A hot spot identification project was developed in Washington State with the city’s network of 360degree. High-definition traffic cameras have been installed at 40 intersections and video feeds were analyzed to collect data on traffic volumes, road user speeds, and near-crash traffic conflict indicators. The project was based on video monitoring, video analytics to diagnose specific issues in particular sites, select, implement improvements, and evaluate outcomes.

Measure 8: Improving road surfaces

Road surface is an important part of the street design that needs regular maintenance for durability in difficult weather environments. The regular maintenance of road surface is essential to the safety of all road users and extends the lifetime of pavements and should include maintenance of road markings and signage.

Dublin city has witnessed improvements in the road surface for cyclists. The improvements started with collecting data on speed, dwell time, collisions and near-miss events. The collected data allowed planners and engineers to improve the infrastructure that was found challenging to cyclists. The information gathered was also used to plan the development of Dublin’s most recent cycle infrastructure improvements.  

Measure 9: Traffic signaling and intelligent transport systems

Technology plays an important role in increasing road safety through the innovative solutions of traffic signaling, traffic surveillance and control systems. For instance, timing and configuration of traffic lights are important for pedestrians’ safety. There is also vehicle-to-vehicle communication and vehicle-to-infrastructure that are important for emergency braking warning, distance sensing, improper driving detection and other systems. An Intelligent Speed Assistance was introduced in the EU from 2022 to regulate speeds and reduce the exposure of road users to crash kills. Studies show that improved traffic signal timing reduces the risk of pedestrian-vehicle crashes by 60%. Traffic signal installation at uncontrolled junctions can also reduce collisions by 29%.
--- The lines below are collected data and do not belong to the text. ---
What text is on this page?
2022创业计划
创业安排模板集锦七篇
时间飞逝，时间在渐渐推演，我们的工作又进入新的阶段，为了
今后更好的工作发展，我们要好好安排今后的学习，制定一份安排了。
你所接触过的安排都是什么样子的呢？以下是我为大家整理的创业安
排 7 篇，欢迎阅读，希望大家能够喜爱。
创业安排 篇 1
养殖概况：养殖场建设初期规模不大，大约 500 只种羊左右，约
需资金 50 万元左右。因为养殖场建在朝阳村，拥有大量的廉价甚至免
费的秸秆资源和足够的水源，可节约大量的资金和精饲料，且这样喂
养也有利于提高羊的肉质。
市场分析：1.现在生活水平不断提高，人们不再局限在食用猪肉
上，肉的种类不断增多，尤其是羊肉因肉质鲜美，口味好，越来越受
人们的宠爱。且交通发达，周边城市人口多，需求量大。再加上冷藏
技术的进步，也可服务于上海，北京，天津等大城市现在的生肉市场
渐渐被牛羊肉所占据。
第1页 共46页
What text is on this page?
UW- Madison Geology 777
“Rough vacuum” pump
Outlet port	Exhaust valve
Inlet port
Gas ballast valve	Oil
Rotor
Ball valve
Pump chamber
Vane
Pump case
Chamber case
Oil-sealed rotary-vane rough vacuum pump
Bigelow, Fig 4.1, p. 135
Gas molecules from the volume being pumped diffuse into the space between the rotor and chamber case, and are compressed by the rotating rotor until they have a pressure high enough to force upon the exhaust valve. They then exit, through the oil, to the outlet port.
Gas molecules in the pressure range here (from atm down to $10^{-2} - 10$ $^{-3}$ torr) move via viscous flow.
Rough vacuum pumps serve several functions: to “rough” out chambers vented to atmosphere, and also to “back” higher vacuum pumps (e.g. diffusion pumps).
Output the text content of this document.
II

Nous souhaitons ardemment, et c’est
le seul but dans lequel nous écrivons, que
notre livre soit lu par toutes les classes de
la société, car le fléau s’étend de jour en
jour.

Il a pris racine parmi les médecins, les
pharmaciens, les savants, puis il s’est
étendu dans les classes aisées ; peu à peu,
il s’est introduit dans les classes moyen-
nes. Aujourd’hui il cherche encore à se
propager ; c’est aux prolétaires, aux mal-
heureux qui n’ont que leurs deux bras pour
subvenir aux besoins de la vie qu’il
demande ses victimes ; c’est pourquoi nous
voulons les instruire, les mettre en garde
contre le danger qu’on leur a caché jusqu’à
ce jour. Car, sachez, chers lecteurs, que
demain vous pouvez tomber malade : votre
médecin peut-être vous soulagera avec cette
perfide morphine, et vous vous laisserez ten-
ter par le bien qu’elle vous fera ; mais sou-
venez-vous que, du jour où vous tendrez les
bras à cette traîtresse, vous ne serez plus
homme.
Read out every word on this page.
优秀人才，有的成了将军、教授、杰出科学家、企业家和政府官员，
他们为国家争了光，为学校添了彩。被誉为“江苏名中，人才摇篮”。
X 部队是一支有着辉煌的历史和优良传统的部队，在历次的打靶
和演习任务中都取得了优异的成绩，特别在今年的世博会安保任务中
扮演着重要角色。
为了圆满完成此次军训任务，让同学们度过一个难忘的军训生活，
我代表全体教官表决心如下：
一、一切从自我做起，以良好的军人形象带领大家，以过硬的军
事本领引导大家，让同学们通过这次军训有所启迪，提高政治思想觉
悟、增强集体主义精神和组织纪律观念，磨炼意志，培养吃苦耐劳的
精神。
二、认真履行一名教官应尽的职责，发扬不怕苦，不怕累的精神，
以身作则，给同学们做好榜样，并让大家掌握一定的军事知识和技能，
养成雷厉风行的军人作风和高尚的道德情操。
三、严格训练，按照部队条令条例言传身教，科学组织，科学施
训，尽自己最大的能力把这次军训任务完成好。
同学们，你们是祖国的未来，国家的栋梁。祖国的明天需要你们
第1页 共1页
In New York City, left turns account for more than twice as many pedestrian and cyclist fatalities as right turns, and over three times as many serious injuries and fatalities. The city has prioritized the treatment of left-turn pedestrian and cyclist injuries installing over Leading Pedestrian Intervals (LPIs) at priority intersections. A decline by 14% and 56% was found in left-turn pedestrian and cyclist injuries, kills and serious injuries respectively.